Twelve years ago, science fiction author and podcast fiction phenomenon JC Hutchins received an envelope in the mail, sealed with a red wax stamp bearing the letters “tb”, and containing a message written in a long-dead language. Over the next few days, more and more people reported receiving similar envelopes. Eventually, players decrypted the message and discovered Blood Copy, an alternate reality game teasing the launch of True Blood on HBO, based on the Sookie Stackhouse novels. Over the years, Hutchins received a number of ARG trailheads…but his most recent mail call might also be the creepiest.

Earlier today, Hutchins uploaded a video to his YouTube channel and posted a link to it on Facebook, noting:

I don’t know who sent me this, and I don’t know why. It might be a rabbit-hole for an ARG or a movie/TV promo. It might be someone messing with me. Probably the former, not ruling out the latter.

What you see is not scripted in any way. I’m not “acting.” Every reaction is legit. Every word I’m saying is true.

The shipping label claimed the package originated from Ray Stantz, at an address matching that of Ghostbusters actor Dan Aykroyd’s former residence, a house infamously rumored to be haunted itself. And the mailer’s contents? Well, that’s where things get weird.

Back in early December, Hutchins shared a link to a creepy doll he found on his local Facebook Marketplace, along with a single word summing up his thoughts on the item: “nope.”

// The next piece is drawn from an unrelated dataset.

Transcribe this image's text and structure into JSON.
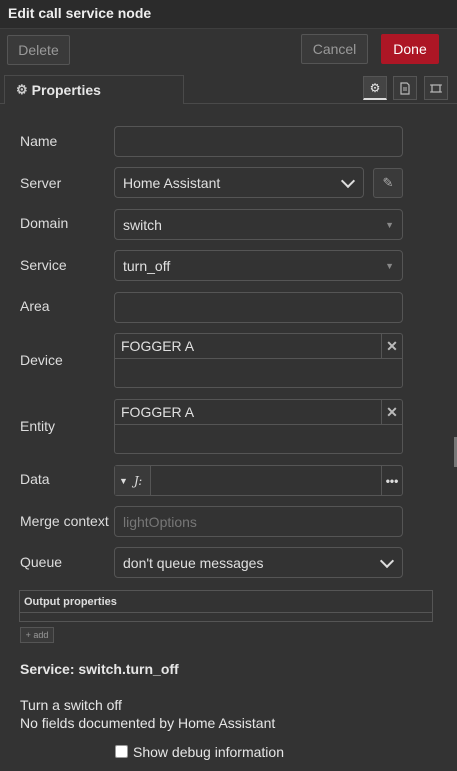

I’ve included a screencap of that post along with a reaction I added today to confirm yes this post was real, and yes the doll is exceptionally creepy. Well, after seeing Hutchins’ reaction to Dotty the doll, someone purchased her, wrapped her up in a mock-up of a October 3, 1938 editions of the Minneapolis Star and St Paul Dispatch, and sent it to the poor fellow.

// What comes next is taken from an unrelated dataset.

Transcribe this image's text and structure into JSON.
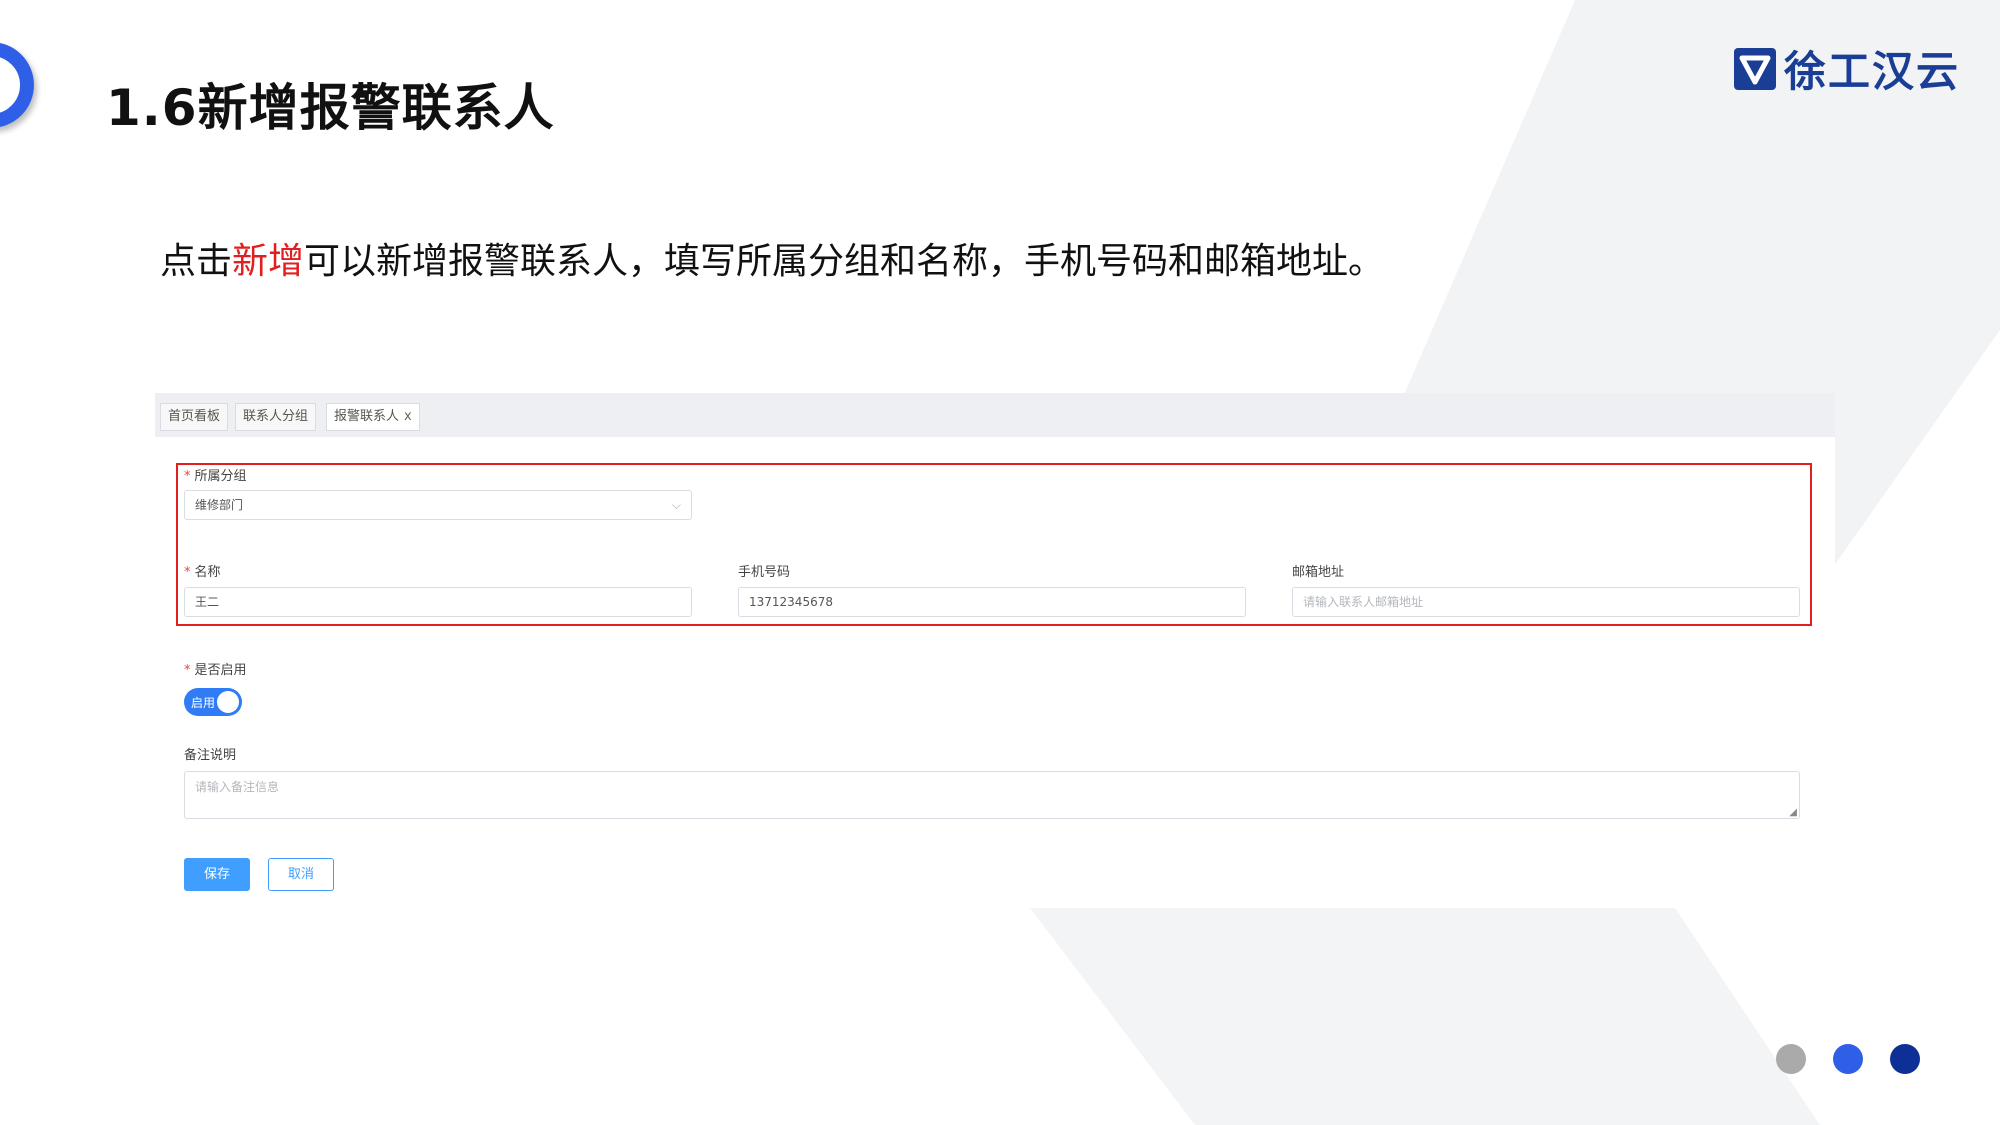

It’s entirely possible this can be written off as a grim prank from a friend with a twisted sense of humor…but given Hutchins’ history in the ARG community and his penchant for filming epic unboxing videos, it’s also quite possible this is the launch of an alternate reality game. The newspapers used to wrap the doll seem particularly suspicious. While the newspapers themselves appear to be real, someone took the time to write out ominous messages in red: on the crossword puzzle, the words “THERE IS NO SECRET ONLY SORROW” crisscross the grid. “LOOK AFTER THIS CHILD” covers up the bulk of the advertisements page, and a number of articles documenting extreme misfortune are circled or underlined, including one titled “Girl Pedestrian Walks Into Car”.

Perhaps most suspiciously, a number of stamps of varying denominations decorate an issue of the St Louis Dispatch, with a series of even creepier vintage photographs of masked figures inside. Are either the stamps or scrawled messages clues to why Hutchins would receive this mailing?

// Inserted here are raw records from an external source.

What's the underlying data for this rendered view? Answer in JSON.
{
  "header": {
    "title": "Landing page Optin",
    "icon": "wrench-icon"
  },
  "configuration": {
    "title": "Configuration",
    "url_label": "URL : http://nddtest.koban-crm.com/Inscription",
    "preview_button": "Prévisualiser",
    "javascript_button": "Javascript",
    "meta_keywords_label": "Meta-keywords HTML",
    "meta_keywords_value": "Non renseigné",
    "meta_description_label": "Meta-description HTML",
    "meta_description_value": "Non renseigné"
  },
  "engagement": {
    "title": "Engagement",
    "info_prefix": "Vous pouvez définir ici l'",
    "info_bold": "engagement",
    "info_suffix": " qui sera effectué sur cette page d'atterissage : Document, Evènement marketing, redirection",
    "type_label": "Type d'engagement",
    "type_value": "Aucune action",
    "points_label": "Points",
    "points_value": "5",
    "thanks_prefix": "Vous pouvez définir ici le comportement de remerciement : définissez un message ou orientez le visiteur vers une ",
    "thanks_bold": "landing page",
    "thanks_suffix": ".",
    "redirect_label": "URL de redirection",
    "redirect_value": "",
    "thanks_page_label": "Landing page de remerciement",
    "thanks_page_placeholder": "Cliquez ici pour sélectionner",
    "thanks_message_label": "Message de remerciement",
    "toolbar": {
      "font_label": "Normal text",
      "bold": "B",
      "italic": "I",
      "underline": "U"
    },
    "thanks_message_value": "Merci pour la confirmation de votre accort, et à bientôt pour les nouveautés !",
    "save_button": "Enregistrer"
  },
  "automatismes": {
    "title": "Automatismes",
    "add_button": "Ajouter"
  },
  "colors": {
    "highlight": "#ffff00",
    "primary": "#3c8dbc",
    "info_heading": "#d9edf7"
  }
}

At this point, it is important to reassure readers that JC Hutchins has assured me he received this package in the mail, that he is not involved in its creation, and that he is just as perplexed about what is going on here as I am. This is not his first time receiving ARG trailheads as mailings, and has a reputation for filming unboxing videos when he does receive them. While everything about this situation strains the imagination, the best available theory at the moment is that an acquaintance noticed him posting about a creepy doll, purchased it from the seller, and wrapped it up in mystery for an exceptionally unnerving launch of…something.

Little enough is known about this project that it’s hard to say if this is a case of someone pranking a friend in a fiendishly evil fashion, or the launch of something bigger. There is one thing I do know, however.

…ARG or not, please don’t send me creepy dolls.